En busca de respuesta por analogía, la neurona se dispara hasta el bikini de Benidorm. Cuenta la leyenda que el alcalde de la ciudad alicantina, que pronto sería el paradigma del turismo de masas, se desplazó montado en su vespa hasta el palacio del dictador para implorarle la despenalización de ciertas costumbres foráneas que se suponía que los visitantes traerían consigo, entre otras y no la de menor importancia, el uso del traje de baño femenino de dos piezas para la estancia en la playa. El dictador consultó a su esposa y entrambos dieron la venia al alcalde abriendo así la fuente de prosperidad del país para las décadas siguientes, y hasta hoy.
¿Qué diferencia al alcalde de Benidorm del emir de Catar? Pues que el primero necesitaba el disruptivo bikini para salir de la miseria, no solo la de su ciudad sino la del país entero, y el segundo no necesita a las hinchadas del fútbol para ser más rico de lo que ya es él mismo y sus almidonados conciudadanos. El bikini entró a formar parte del patrimonio indumentario de España pero no es imaginable ver a los cataríes tocados con pelucas y gorros absurdos, la cara tiznada de colorines y soplando la vuvuzela. España necesita turistas en bikini pero Catar no necesita hinchas, ni siquiera fútbol.

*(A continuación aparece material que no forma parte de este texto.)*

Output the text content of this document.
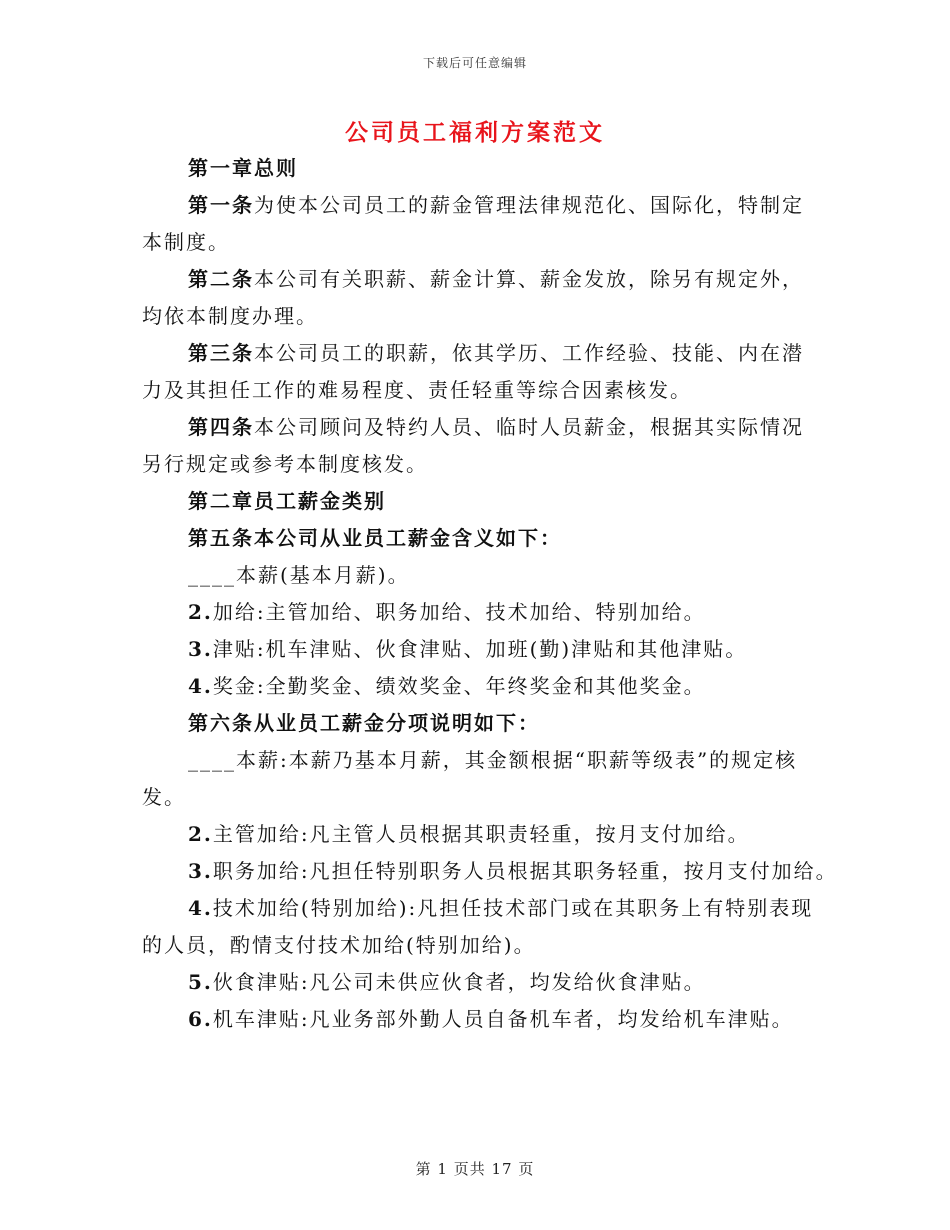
下载后可任意编辑
公司员工福利方案范文
第一章总则
第一条为使本公司员工的薪金管理法律规范化、国际化，特制定
本制度。
第二条本公司有关职薪、薪金计算、薪金发放，除另有规定外，
均依本制度办理。
第三条本公司员工的职薪，依其学历、工作经验、技能、内在潜
力及其担任工作的难易程度、责任轻重等综合因素核发。
第四条本公司顾问及特约人员、临时人员薪金，根据其实际情况
另行规定或参考本制度核发。
第二章员工薪金类别
第五条本公司从业员工薪金含义如下：
____本薪(基本月薪)。
2.加给:主管加给、职务加给、技术加给、特别加给。
3.津贴:机车津贴、伙食津贴、加班(勤)津贴和其他津贴。
4.奖金:全勤奖金、绩效奖金、年终奖金和其他奖金。
第六条从业员工薪金分项说明如下：
____本薪:本薪乃基本月薪，其金额根据“职薪等级表”的规定核
发。
2.主管加给:凡主管人员根据其职责轻重，按月支付加给。
3.职务加给:凡担任特别职务人员根据其职务轻重，按月支付加给。
4.技术加给(特别加给):凡担任技术部门或在其职务上有特别表现
的人员，酌情支付技术加给(特别加给)。
5.伙食津贴:凡公司未供应伙食者，均发给伙食津贴。
6.机车津贴:凡业务部外勤人员自备机车者，均发给机车津贴。
第 1 页共 17 页
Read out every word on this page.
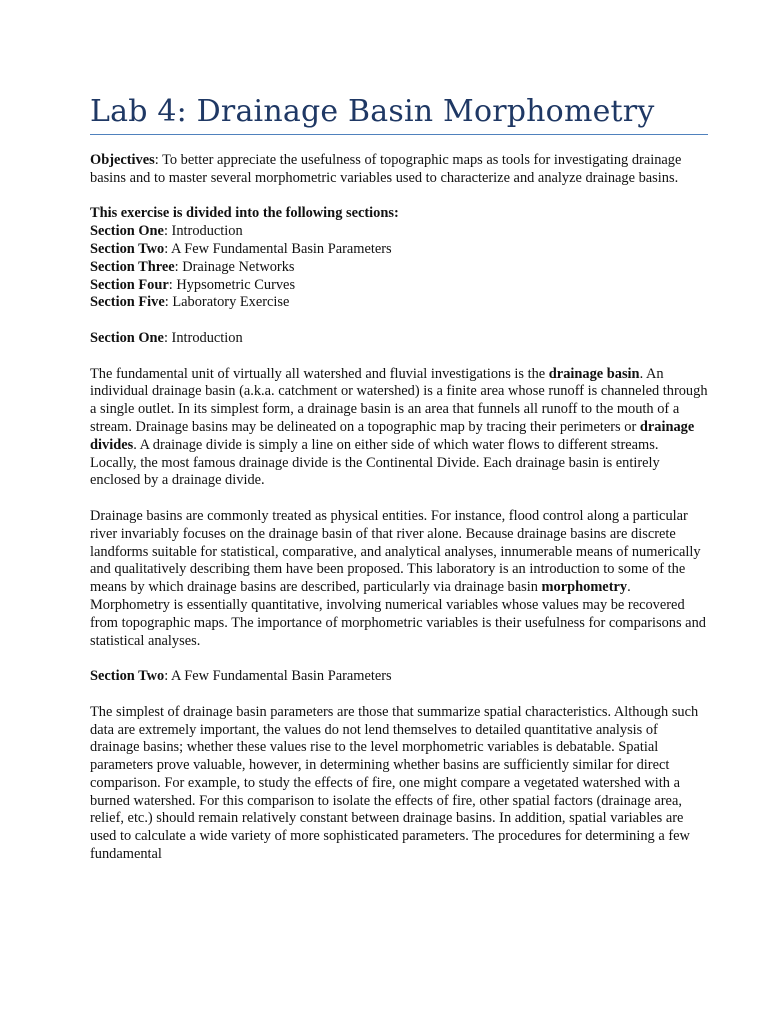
Lab 4: Drainage Basin Morphometry

Objectives: To better appreciate the usefulness of topographic maps as tools for investigating drainage basins and to master several morphometric variables used to characterize and analyze drainage basins.

This exercise is divided into the following sections:

Section One: Introduction

Section Two: A Few Fundamental Basin Parameters

Section Three: Drainage Networks

Section Four: Hypsometric Curves

Section Five: Laboratory Exercise

Section One: Introduction

The fundamental unit of virtually all watershed and fluvial investigations is the drainage basin. An individual drainage basin (a.k.a. catchment or watershed) is a finite area whose runoff is channeled through a single outlet. In its simplest form, a drainage basin is an area that funnels all runoff to the mouth of a stream. Drainage basins may be delineated on a topographic map by tracing their perimeters or drainage divides. A drainage divide is simply a line on either side of which water flows to different streams. Locally, the most famous drainage divide is the Continental Divide. Each drainage basin is entirely enclosed by a drainage divide.

Drainage basins are commonly treated as physical entities. For instance, flood control along a particular river invariably focuses on the drainage basin of that river alone. Because drainage basins are discrete landforms suitable for statistical, comparative, and analytical analyses, innumerable means of numerically and qualitatively describing them have been proposed. This laboratory is an introduction to some of the means by which drainage basins are described, particularly via drainage basin morphometry. Morphometry is essentially quantitative, involving numerical variables whose values may be recovered from topographic maps. The importance of morphometric variables is their usefulness for comparisons and statistical analyses.

Section Two: A Few Fundamental Basin Parameters

The simplest of drainage basin parameters are those that summarize spatial characteristics. Although such data are extremely important, the values do not lend themselves to detailed quantitative analysis of drainage basins; whether these values rise to the level morphometric variables is debatable. Spatial parameters prove valuable, however, in determining whether basins are sufficiently similar for direct comparison. For example, to study the effects of fire, one might compare a vegetated watershed with a burned watershed. For this comparison to isolate the effects of fire, other spatial factors (drainage area, relief, etc.) should remain relatively constant between drainage basins. In addition, spatial variables are used to calculate a wide variety of more sophisticated parameters. The procedures for determining a few fundamental
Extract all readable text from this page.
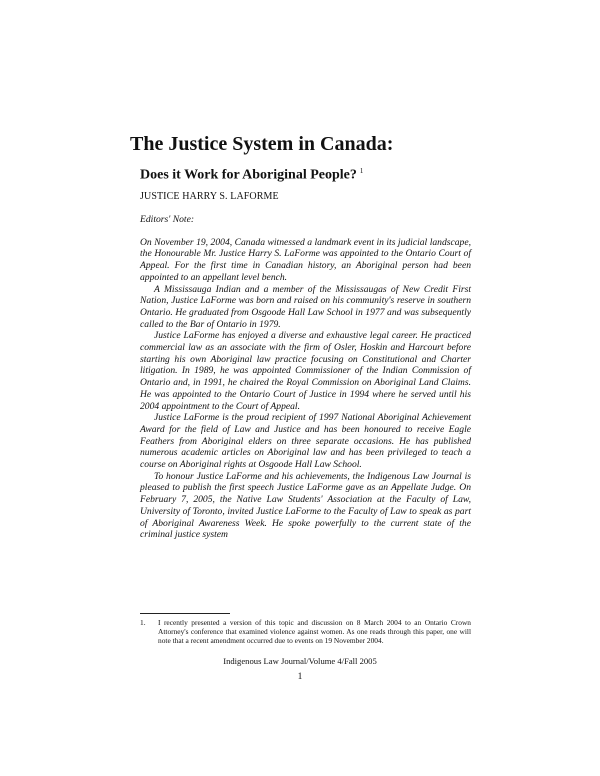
The Justice System in Canada:
Does it Work for Aboriginal People? $^1$
JUSTICE HARRY S. LAFORME

Editors' Note:

On November 19, 2004, Canada witnessed a landmark event in its judicial landscape, the Honourable Mr. Justice Harry S. LaForme was appointed to the Ontario Court of Appeal. For the first time in Canadian history, an Aboriginal person had been appointed to an appellant level bench.

A Mississauga Indian and a member of the Mississaugas of New Credit First Nation, Justice LaForme was born and raised on his community's reserve in southern Ontario. He graduated from Osgoode Hall Law School in 1977 and was subsequently called to the Bar of Ontario in 1979.

Justice LaForme has enjoyed a diverse and exhaustive legal career. He practiced commercial law as an associate with the firm of Osler, Hoskin and Harcourt before starting his own Aboriginal law practice focusing on Constitutional and Charter litigation. In 1989, he was appointed Commissioner of the Indian Commission of Ontario and, in 1991, he chaired the Royal Commission on Aboriginal Land Claims. He was appointed to the Ontario Court of Justice in 1994 where he served until his 2004 appointment to the Court of Appeal.

Justice LaForme is the proud recipient of 1997 National Aboriginal Achievement Award for the field of Law and Justice and has been honoured to receive Eagle Feathers from Aboriginal elders on three separate occasions. He has published numerous academic articles on Aboriginal law and has been privileged to teach a course on Aboriginal rights at Osgoode Hall Law School.

To honour Justice LaForme and his achievements, the Indigenous Law Journal is pleased to publish the first speech Justice LaForme gave as an Appellate Judge. On February 7, 2005, the Native Law Students' Association at the Faculty of Law, University of Toronto, invited Justice LaForme to the Faculty of Law to speak as part of Aboriginal Awareness Week. He spoke powerfully to the current state of the criminal justice system

1.	I recently presented a version of this topic and discussion on 8 March 2004 to an Ontario Crown Attorney's conference that examined violence against women. As one reads through this paper, one will note that a recent amendment occurred due to events on 19 November 2004.
Indigenous Law Journal/Volume 4/Fall 2005
1
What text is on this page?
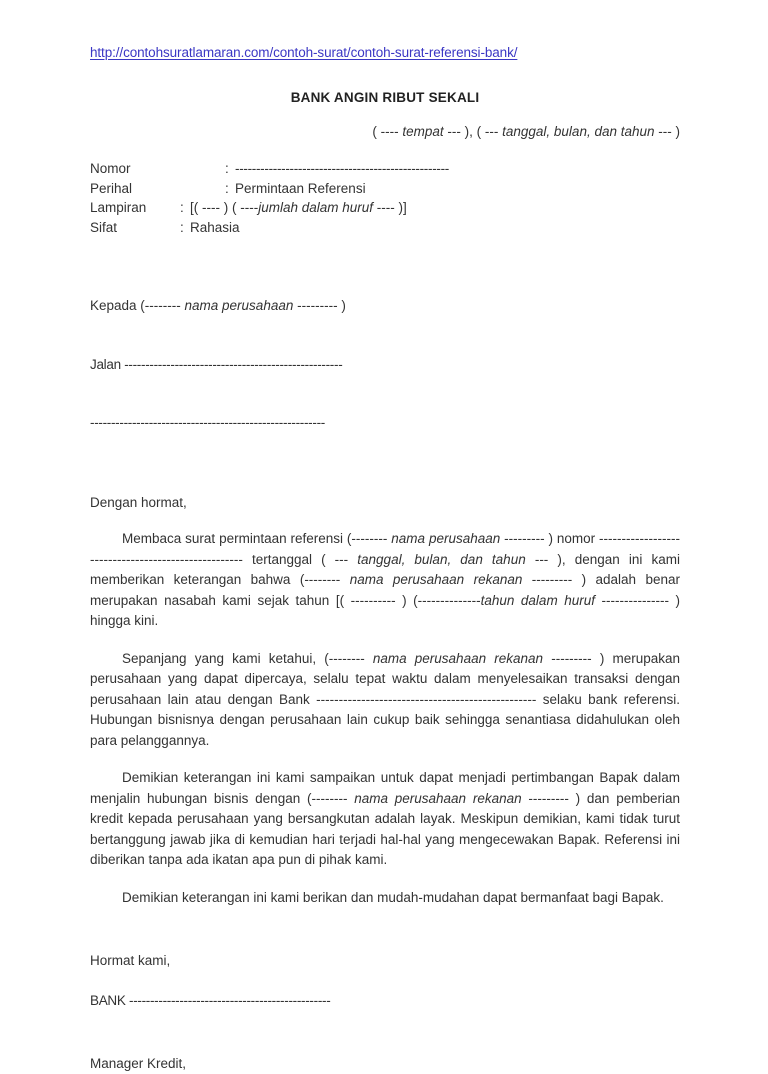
http://contohsuratlamaran.com/contoh-surat/contoh-surat-referensi-bank/
BANK ANGIN RIBUT SEKALI
( ---- tempat --- ), ( --- tanggal, bulan, dan tahun --- )
Nomor	: ---------------------------------------------------
Perihal	: Permintaan Referensi
Lampiran	: [( ---- ) ( ----jumlah dalam huruf ---- )]
Sifat	: Rahasia

Kepada (-------- nama perusahaan --------- )

Jalan ----------------------------------------------------

--------------------------------------------------------

Dengan hormat,
Membaca surat permintaan referensi (-------- nama perusahaan --------- ) nomor ---------------------------------------------------- tertanggal ( --- tanggal, bulan, dan tahun --- ), dengan ini kami memberikan keterangan bahwa (-------- nama perusahaan rekanan --------- ) adalah benar merupakan nasabah kami sejak tahun [( ---------- ) (--------------tahun dalam huruf --------------- ) hingga kini.
Sepanjang yang kami ketahui, (-------- nama perusahaan rekanan --------- ) merupakan perusahaan yang dapat dipercaya, selalu tepat waktu dalam menyelesaikan transaksi dengan perusahaan lain atau dengan Bank ------------------------------------------------- selaku bank referensi. Hubungan bisnisnya dengan perusahaan lain cukup baik sehingga senantiasa didahulukan oleh para pelanggannya.
Demikian keterangan ini kami sampaikan untuk dapat menjadi pertimbangan Bapak dalam menjalin hubungan bisnis dengan (-------- nama perusahaan rekanan --------- ) dan pemberian kredit kepada perusahaan yang bersangkutan adalah layak. Meskipun demikian, kami tidak turut bertanggung jawab jika di kemudian hari terjadi hal-hal yang mengecewakan Bapak. Referensi ini diberikan tanpa ada ikatan apa pun di pihak kami.
Demikian keterangan ini kami berikan dan mudah-mudahan dapat bermanfaat bagi Bapak.
Hormat kami,
BANK ------------------------------------------------
Manager Kredit,
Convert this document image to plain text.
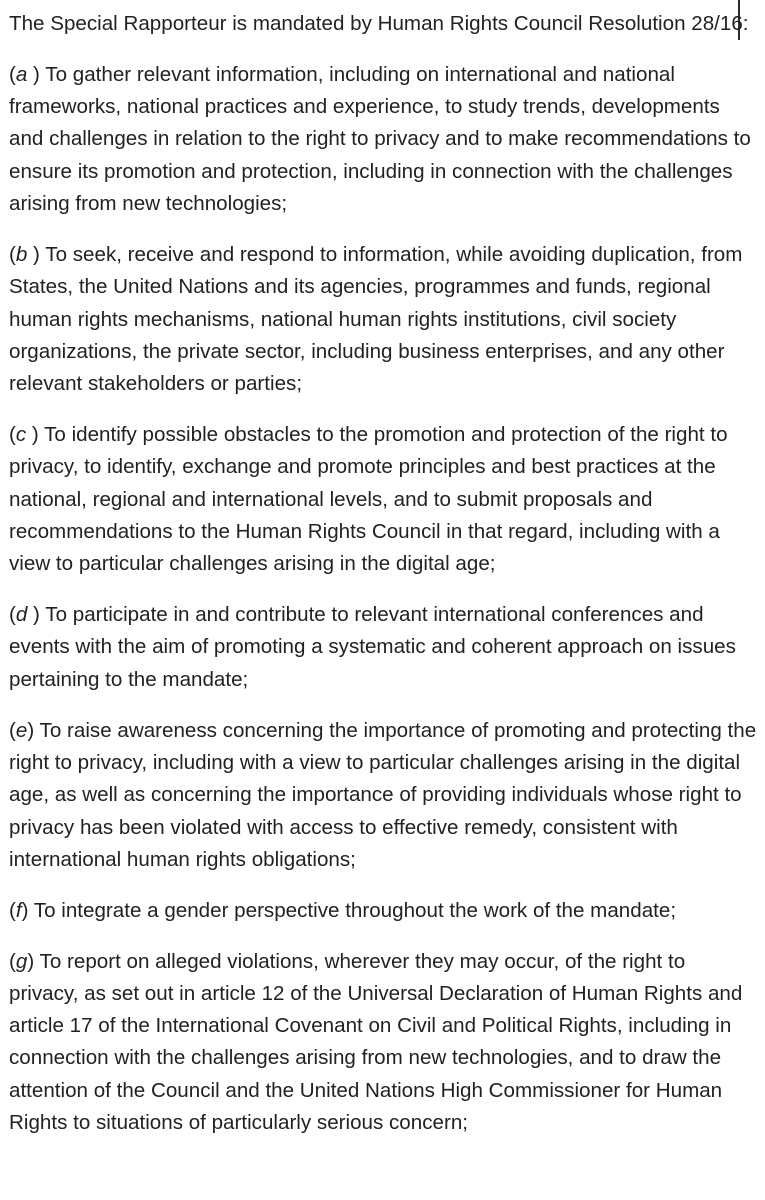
The Special Rapporteur is mandated by Human Rights Council Resolution 28/16:

(a ) To gather relevant information, including on international and national frameworks, national practices and experience, to study trends, developments and challenges in relation to the right to privacy and to make recommendations to ensure its promotion and protection, including in connection with the challenges arising from new technologies;

(b ) To seek, receive and respond to information, while avoiding duplication, from States, the United Nations and its agencies, programmes and funds, regional human rights mechanisms, national human rights institutions, civil society organizations, the private sector, including business enterprises, and any other relevant stakeholders or parties;

(c ) To identify possible obstacles to the promotion and protection of the right to privacy, to identify, exchange and promote principles and best practices at the national, regional and international levels, and to submit proposals and recommendations to the Human Rights Council in that regard, including with a view to particular challenges arising in the digital age;

(d ) To participate in and contribute to relevant international conferences and events with the aim of promoting a systematic and coherent approach on issues pertaining to the mandate;

(e) To raise awareness concerning the importance of promoting and protecting the right to privacy, including with a view to particular challenges arising in the digital age, as well as concerning the importance of providing individuals whose right to privacy has been violated with access to effective remedy, consistent with international human rights obligations;

(f) To integrate a gender perspective throughout the work of the mandate;

(g) To report on alleged violations, wherever they may occur, of the right to privacy, as set out in article 12 of the Universal Declaration of Human Rights and article 17 of the International Covenant on Civil and Political Rights, including in connection with the challenges arising from new technologies, and to draw the attention of the Council and the United Nations High Commissioner for Human Rights to situations of particularly serious concern;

El campeonato mundial del balompié, que se celebra estos días en un país sin tradición ninguna para este deporte, marca un punto de inflexión, como dicen los periodistas finos, hacia el fútbol global, que no solo consiste en su extensión geográfica y su colonización de países donde era ajeno, sino en seguir la misma mutación que el resto de la economía, a saber, el desplazamiento de las rentas de la actividad hacia organizaciones supranacionales que no cargan con los gastos de producción. Es en los clubes de fútbol locales donde se genera el producto, con los consiguientes costes fijos y variables: fichajes y salarios, mantenimiento de instalaciones, cultivo de la afición, etcétera, mientras que, al mismo tiempo, estos clubes ven menguar los ingresos más sustantivos del espectáculo –derechos de televisión y productos de mercadotecnia- a favor de instituciones abstractas, que no compiten pero se benefician de manera creciente del resultado. La fifa opera como un fondo de inversión y los cataríes no quieren ganar ningún campeonato sobre el césped, eso es para los que sudan la camiseta y soplan la vuvuzela, sino estar en el consejo de administración y si es posible al mando de la corporación que gestiona el tinglado. A su turno, los futbolistas de élite, bien pagados y movilizados solo por el dinero que cobran, cambian, no solo de un club a otro, sino de una selección a otra sin que importe de qué país son nativos. La globalización futbolística necesitaba una representación y una liturgia universalmente reconocibles y la ha encontrado en Catar. En este escenario, ¿qué importa que España haya perdido frente a Marruecos? ¿Y qué importa el tiqui-taca?